L'unità aleggia sullo sfondo, come un'araba fenice. Che ci debba essere “ciascun lo dice”. Dove sia, o come ci si arrivi “nessun lo sa”.

Le battaglie da condurre insieme. La riscoperta della Costituzione

Una certezza accomuna tutti. L'unità si costruisce sulle cose da fare. “Nel vivo della battaglia”. A contatto con le persone, chiamando alla partecipazione, su obiettivi chiari, condivisi, sentiti. E credibili.
Le difficoltà sono anch'esse chiare a tutti, così come i rischi in agguato. Non bastano obiettivi generici, carte dei valori buone per ogni occasione e condivisibili in tutte le latitudini. Ma neppure servono proposte di dettaglio in cui si nascondono il più delle volte tecnicismi, o fissazioni identitarie. Scoraggiano entrambe la partecipazione, escludendo la maggior parte delle persone dal percorso della decisione.

La ricetta non ce l'ha in tasca nessuno, ma l'esperienza del referendum può forse indicare un punto di partenza. Abbiamo scoperto che la Costituzione è ancora viva. E sappiamo che, prima ancora di aggiustamenti, ha bisogno di una cura radicale, che consiste nella sua attuazione. Come programma è semmai troppo ambizioso. Piuttosto, è l'indicazione della via da seguire (così la volle la generazione della Resistenza). Come programma rimane inattuato: il guaio è che col tempo si è smarrita la strada.
Si può riprendere? Questa è la domanda, da non lasciare senza risposta. 
Ebbene, se pensiamo ai temi che maggiormente accomunano la "sinistra per il NO", la ritroviamo ancora attuale. 

Quelli al centro dei referendum sociali, ad esempio. In una prospettiva che vada oltre l'obiettivo delle abrogazioni, rinviano a un obiettivo che la Carta fondamentale enuncia in modo chiaro: il lavoratore ha diritto “ad una retribuzione proporzionata alla quantità e qualità del suo lavoro e in ogni caso sufficiente ad assicurare a se´ e alla famiglia un’esistenza libera e dignitosa”. 


O il tema del reddito minimo garantito, su cui il nostro Paese è in una posizione di retroguardia, in un momento in cui il lavoro cambia radicalmente di significato, sia per la vita della persona che per il rapporto uomo-natura. Se si legge l'articolo 38 della Costituzione in questa chiave, il “diritto al mantenimento e all'assistenza sociale”, il diritto “a che siano provveduti ed assicurati mezzi adeguati alle loro esigenze di vita” per coloro che non sono in condizione di lavorare, acquistano un nuovo significato. 

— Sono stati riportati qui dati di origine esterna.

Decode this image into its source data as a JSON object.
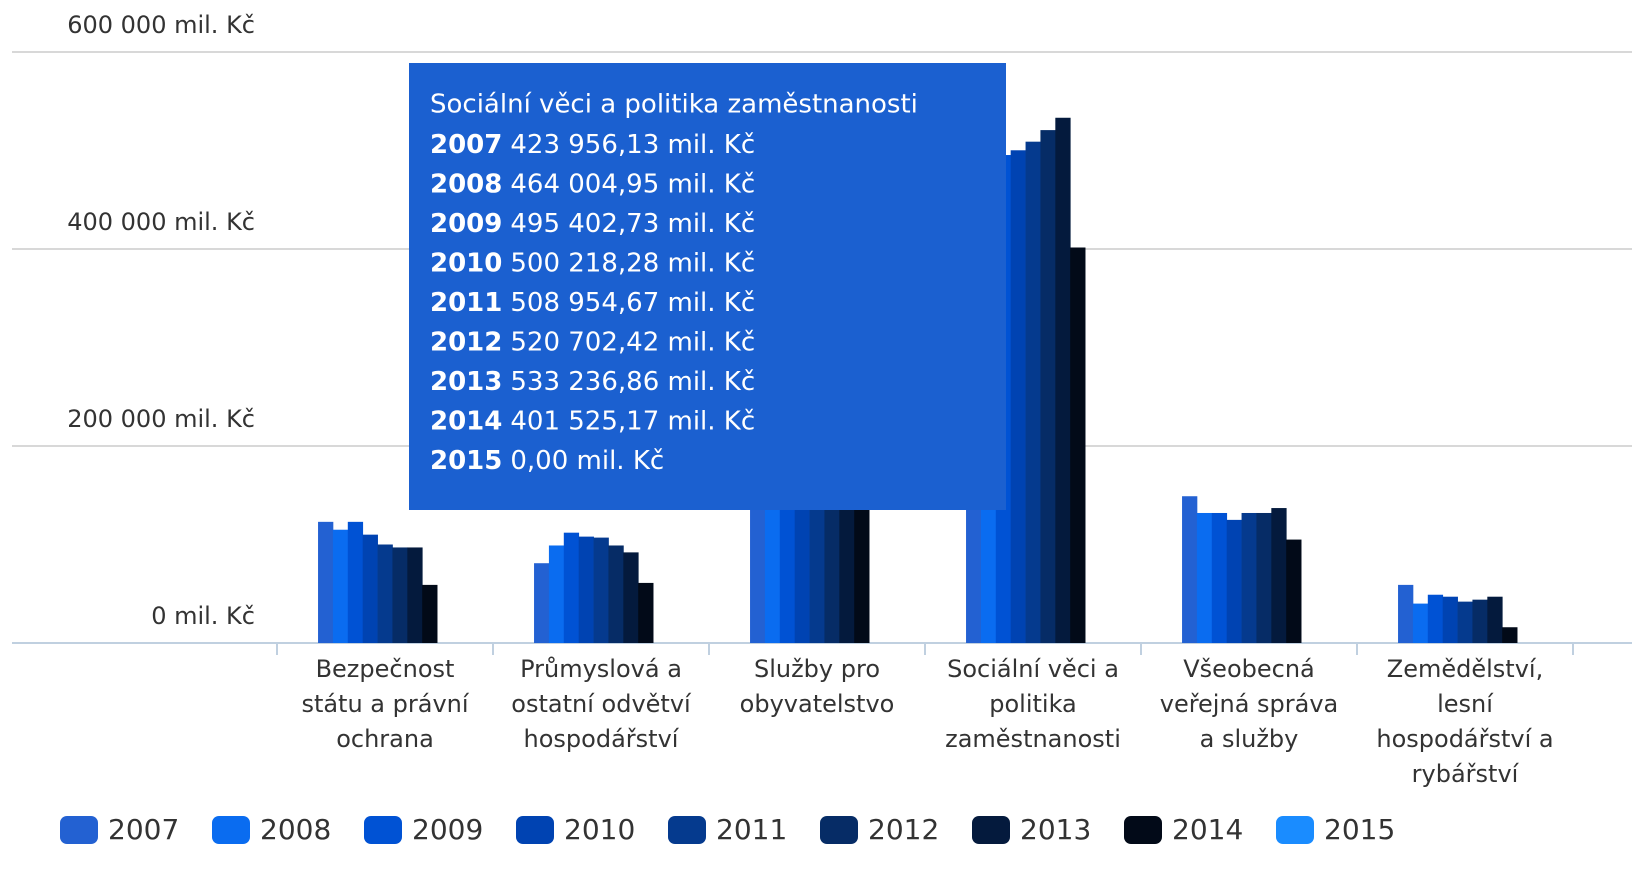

E che dire della possibilità di trasferire per legge “ad enti pubblici o a comunità di lavoratori o di utenti determinate imprese o categorie di imprese, che si riferiscano a servizi pubblici essenziali o a fonti di energia o a situazioni di monopolio ed abbiano carattere di preminente interesse generale” (art. 43): un'idea di futuro che oggi conserva una modernità straordinaria. E si potrebbe continuare a lungo.

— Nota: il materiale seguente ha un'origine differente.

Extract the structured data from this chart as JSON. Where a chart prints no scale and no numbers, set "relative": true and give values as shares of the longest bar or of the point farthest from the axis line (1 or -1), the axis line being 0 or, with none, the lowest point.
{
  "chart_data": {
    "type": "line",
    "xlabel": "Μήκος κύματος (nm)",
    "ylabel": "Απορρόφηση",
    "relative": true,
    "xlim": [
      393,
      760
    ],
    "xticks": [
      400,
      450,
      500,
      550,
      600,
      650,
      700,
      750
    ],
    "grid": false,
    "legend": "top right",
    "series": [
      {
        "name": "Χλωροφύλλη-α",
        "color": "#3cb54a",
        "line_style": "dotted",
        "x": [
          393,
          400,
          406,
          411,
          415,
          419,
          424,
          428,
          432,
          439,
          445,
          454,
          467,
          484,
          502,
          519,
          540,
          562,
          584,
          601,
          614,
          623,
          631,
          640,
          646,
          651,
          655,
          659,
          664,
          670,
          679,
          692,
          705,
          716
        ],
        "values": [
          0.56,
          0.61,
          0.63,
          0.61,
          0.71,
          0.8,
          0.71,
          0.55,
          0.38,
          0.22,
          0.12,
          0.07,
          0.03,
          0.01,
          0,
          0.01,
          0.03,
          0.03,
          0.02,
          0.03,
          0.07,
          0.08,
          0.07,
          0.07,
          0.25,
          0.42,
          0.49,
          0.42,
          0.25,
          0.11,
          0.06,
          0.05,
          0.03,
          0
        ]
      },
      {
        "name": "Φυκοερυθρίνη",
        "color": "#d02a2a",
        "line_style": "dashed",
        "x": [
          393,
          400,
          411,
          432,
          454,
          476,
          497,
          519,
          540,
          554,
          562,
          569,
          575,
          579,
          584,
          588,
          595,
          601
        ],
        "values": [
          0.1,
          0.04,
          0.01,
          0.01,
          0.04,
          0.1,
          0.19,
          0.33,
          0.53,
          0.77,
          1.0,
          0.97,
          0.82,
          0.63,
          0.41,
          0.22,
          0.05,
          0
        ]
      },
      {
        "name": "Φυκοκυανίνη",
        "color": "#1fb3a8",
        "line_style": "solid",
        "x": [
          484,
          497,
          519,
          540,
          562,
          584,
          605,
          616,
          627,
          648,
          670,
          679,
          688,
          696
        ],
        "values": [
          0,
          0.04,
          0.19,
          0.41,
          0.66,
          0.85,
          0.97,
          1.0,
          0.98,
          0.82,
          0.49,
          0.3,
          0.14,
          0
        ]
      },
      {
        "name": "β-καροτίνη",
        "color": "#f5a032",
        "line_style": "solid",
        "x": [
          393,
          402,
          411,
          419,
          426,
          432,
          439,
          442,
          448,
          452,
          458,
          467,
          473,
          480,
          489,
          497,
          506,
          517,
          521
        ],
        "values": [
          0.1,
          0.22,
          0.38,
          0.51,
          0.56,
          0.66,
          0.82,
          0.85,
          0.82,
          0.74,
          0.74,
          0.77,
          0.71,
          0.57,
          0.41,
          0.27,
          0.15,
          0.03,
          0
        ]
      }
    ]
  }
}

Così si comincia a sentir parlare, dopo il 4 dicembre, di Partito della Costituzione.
Di più: si fa strada l'idea di dover abbandonare ogni remora nell'allargare la partecipazione. Purché siano chiare le regole del gioco, le leggi fisiche fondamentali che devono garantire la stabilità della costruzione, il processo dovrà essere inclusivo senza aver paura delle differenze e delle pluralità.
Così come l'idea che il processo debba piantare le sue radici nei territori. Che il confronto debba essere portato a diretto contatto con i luoghi dove le istanze, le domande vengono formulate in riferimento alle esperienze concrete delle persone. 

L'augurio per il nuovo anno. Scendere nel concreto

Fin qui si è parlato di opportunità che ci stanno davanti, di cui si è riscoperta l'attualità e l'attrattiva, (e qualche segno concreto di realizzabilità). Ma non si va oltre gli auspici. “Auguri per il nuovo anno”. Si può fare qualche passo in più?

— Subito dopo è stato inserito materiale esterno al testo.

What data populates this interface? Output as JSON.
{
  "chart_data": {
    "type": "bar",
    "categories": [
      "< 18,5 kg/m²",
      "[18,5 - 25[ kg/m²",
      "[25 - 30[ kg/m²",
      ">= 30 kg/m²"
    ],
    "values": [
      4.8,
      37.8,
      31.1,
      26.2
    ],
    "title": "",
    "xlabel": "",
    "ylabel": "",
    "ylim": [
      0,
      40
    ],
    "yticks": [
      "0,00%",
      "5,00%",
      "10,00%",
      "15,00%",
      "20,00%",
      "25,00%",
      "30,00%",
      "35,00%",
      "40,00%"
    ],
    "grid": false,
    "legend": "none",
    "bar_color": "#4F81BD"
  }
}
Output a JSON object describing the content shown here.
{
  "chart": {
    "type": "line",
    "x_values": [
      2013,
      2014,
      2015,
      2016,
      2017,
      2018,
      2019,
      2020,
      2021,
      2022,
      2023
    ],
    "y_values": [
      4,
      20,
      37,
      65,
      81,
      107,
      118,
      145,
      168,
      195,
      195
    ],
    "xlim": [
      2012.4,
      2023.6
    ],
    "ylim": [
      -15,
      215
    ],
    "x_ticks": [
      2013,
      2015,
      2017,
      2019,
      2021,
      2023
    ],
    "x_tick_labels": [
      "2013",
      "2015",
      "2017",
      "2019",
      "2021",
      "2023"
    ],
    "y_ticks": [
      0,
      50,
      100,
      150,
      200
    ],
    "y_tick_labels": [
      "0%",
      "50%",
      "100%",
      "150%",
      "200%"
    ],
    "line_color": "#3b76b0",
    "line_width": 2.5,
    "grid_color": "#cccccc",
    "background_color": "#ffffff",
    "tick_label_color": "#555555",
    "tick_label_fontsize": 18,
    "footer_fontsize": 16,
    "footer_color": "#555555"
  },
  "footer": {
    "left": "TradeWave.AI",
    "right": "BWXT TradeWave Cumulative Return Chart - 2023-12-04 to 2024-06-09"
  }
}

Brucia la memoria delle esperienze passate, la storia delle formazioni che si sono dette di sinistra, i vizi endemici che hanno portato a ripetere gli stessi errori per gli stessi inevitabili insuccessi. Senza che si producesse una riflessione comune su come evitare di ripetere quegli errori e cambiare strada.
Non che siano mancate le autocritiche, ma ognuno per conto suo ha cercato la causa del proprio errore, dando per scontato che gli altri ne avessero commessi di peggiori, e non emendabili. 
Per non dire delle folgorazioni, cambiamenti repentini privi di un serio retroterra di analisi, frutto di acrobazie tattiche sull'onda degli eventi.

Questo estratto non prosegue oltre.